The Perception of Deception
On September 1, 2017, the county executive was quoted in The Frederick News Post about many things she blames on the previous board of county commissioners. She uses perception of numbers to simulate that the sky is falling on several issues.
But, when you look closely at the real data, nothing could be farther from the truth.
The executive claims that the bridge over Route 340 at the entrance to the Jefferson Tech Park was “the largest bad deal and the largest taxpayer giveaway in county history.”
She said the interchange “could cost” $120 million in maintenance over the next 100 years. She changed an agreement made by the previous Board of County Commissioners so that the county will now take over 3.8 miles of dilapidated excess state highway roads and in return give the state highway a brand new bridge.
Now in case you don’t already see the flaws in this incredibly bad deal, I will put this in layman’s terms so it’s very easy to follow.
Let’s say the new bridge built by and paid for the developer is a brand new Cadillac. The 3.8 miles of existing 40-year-old state roadways are let’s say, a 1977 AMC Gremlin. In order to get the Gremlin to run, you have to put “X” amount of dollars into it, then in order to keep it running, you need to maintain it at a cost of “X.”
These roads are no different. They’re 40 years old plus or minus. So they need to be brought up to current standards which is not cheap. Also, every year now we have 3.8 miles more of roadway to maintain and remove snow, year-after-year-after-year. Whereas the new Cadillac you would spend zero dollars on repairs and maintenance is minimal year-after-year.

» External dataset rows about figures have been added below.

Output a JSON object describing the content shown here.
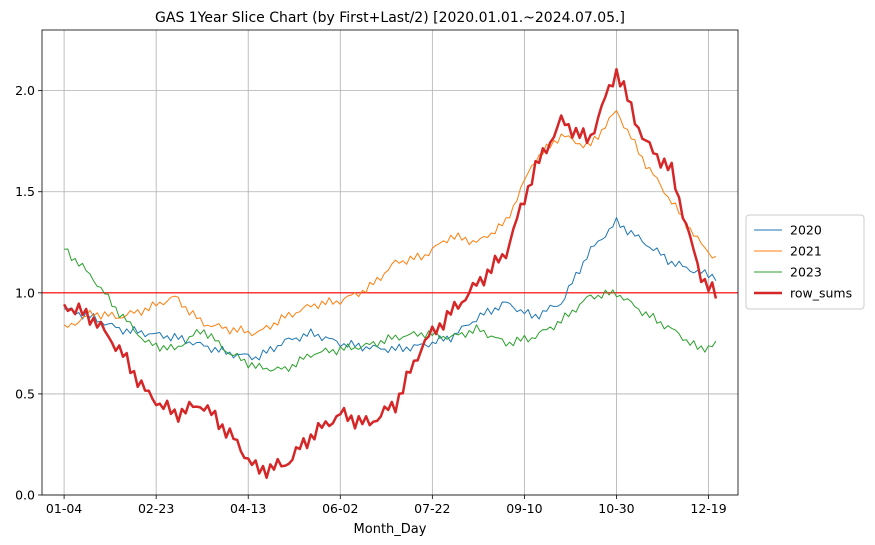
{
  "chart_data": {
    "type": "line",
    "title": "GAS 1Year Slice Chart (by First+Last/2) [2020.01.01.~2024.07.05.]",
    "xlabel": "Month_Day",
    "ylabel": "",
    "x_ticks": [
      "01-04",
      "02-23",
      "04-13",
      "06-02",
      "07-22",
      "09-10",
      "10-30",
      "12-19"
    ],
    "y_ticks": [
      "0.0",
      "0.5",
      "1.0",
      "1.5",
      "2.0"
    ],
    "ylim": [
      0,
      2.3
    ],
    "grid": true,
    "legend_position": "right",
    "reference_line": {
      "y": 1.0,
      "color": "#ff0000"
    },
    "x_days": [
      0,
      15,
      30,
      45,
      60,
      75,
      90,
      105,
      120,
      135,
      150,
      165,
      180,
      195,
      210,
      225,
      240,
      255,
      270,
      285,
      300,
      315,
      330,
      345,
      355
    ],
    "series": [
      {
        "name": "2020",
        "color": "#1f77b4",
        "width": 1,
        "values": [
          0.92,
          0.88,
          0.82,
          0.8,
          0.78,
          0.74,
          0.7,
          0.68,
          0.76,
          0.8,
          0.75,
          0.73,
          0.72,
          0.74,
          0.78,
          0.88,
          0.95,
          0.88,
          0.95,
          1.2,
          1.35,
          1.25,
          1.15,
          1.1,
          1.08
        ]
      },
      {
        "name": "2021",
        "color": "#ff7f0e",
        "width": 1,
        "values": [
          0.82,
          0.9,
          0.88,
          0.92,
          0.98,
          0.85,
          0.82,
          0.8,
          0.88,
          0.94,
          0.96,
          1.02,
          1.15,
          1.18,
          1.28,
          1.25,
          1.35,
          1.65,
          1.78,
          1.72,
          1.9,
          1.65,
          1.45,
          1.25,
          1.16
        ]
      },
      {
        "name": "2023",
        "color": "#2ca02c",
        "width": 1,
        "values": [
          1.22,
          1.08,
          0.9,
          0.75,
          0.72,
          0.82,
          0.7,
          0.63,
          0.62,
          0.7,
          0.72,
          0.74,
          0.78,
          0.8,
          0.78,
          0.82,
          0.75,
          0.78,
          0.86,
          0.98,
          1.0,
          0.9,
          0.82,
          0.72,
          0.75
        ]
      },
      {
        "name": "row_sums",
        "color": "#d62728",
        "width": 2.5,
        "values": [
          0.94,
          0.88,
          0.72,
          0.5,
          0.4,
          0.45,
          0.3,
          0.12,
          0.15,
          0.3,
          0.4,
          0.35,
          0.45,
          0.75,
          0.9,
          1.05,
          1.2,
          1.6,
          1.85,
          1.75,
          2.1,
          1.75,
          1.6,
          1.1,
          0.97
        ]
      }
    ]
  }
}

This goes for the bridge, as well. This bridge will require zero repairs for 50+ years and the maintenance will be minimal as well.
Another factor to look at is that most state highway bridges take a beating day-in and day-out, and they last 40-50 years with very minimal repairs and most will last 75-100 years until replaced.
This bridge into Jefferson Tech Park will service 825 homes as well as commercial tenants.
This bridge will take on minimal traffic loads unlike a bridge say on Interstate 270, and it will not require replacement until well beyond the 100 year mark.
So, what would you do, buy the Gremlin and own the money pit, or buy the Cadillac and keep your money in the bank?
Now for the numbers. This tech park subdivision will have 825 houses when complete. Let’s use a modest property tax on each house of $3,500 annually. That amounts to $2,887,500 annually from the property tax on the residential portion of this development.
If we use a ratio of 71% of the tax revenue (currently the income tax ratio to property tax is 71%) that adds another $2,050,125 of revenue.
Let’s use the county executive’s example of 100 years for the lifespan and add in these revenues and you’ll see that over 100 years (at current rates not adjusted for inflation) the county would collect just under $494 million. Keep in mind this does not include inflation, or any of the commercial users that will pay both property and income taxes.
So, the real number over 100 years could far exceed $1 billion in revenue. I think it’s safe to say we could afford to do some work on the bridge at that point.
A Tax Increment Financing (TIF) is simply a tool used to finance infrastructure. In this case a bridge and interchange off of U.S. 340. The developer initiates the TIF and issues bonds through the county to finance the improvements. It’s important to note the county is not responsible for these bonds, and this bond issuance does not go against the county’s debt affordability ratio. A portion of the tax revenues are used to then payback the bond debt over a period of time.
This Jefferson Tech Park Tax Increment Financing plan (TIF) is a great deal. It will bring jobs, housing and revenue to the county; and, if we spend it wisely, there’s no reason we can’t afford schools, roads, emergency services and law enforcement.
Don’t fall for the perception of deception. The county executive is throwing out big numbers in order to deceive the real numbers and overall benefits of the TIF. The only thing that’s growing is her taxpayer-funded pension* that she’ll enjoy while the rest of the county figures out how to live on a fixed income.
* When I was a county commissioner I voted to cease giving elected officials pensions as well as cut the taxpayer-funded expense accounts from $2,500 per commissioner to $250. Ask the county executive today how much she has awarded herself in the way of an expense account, including the taxpayer-funded vehicle used daily.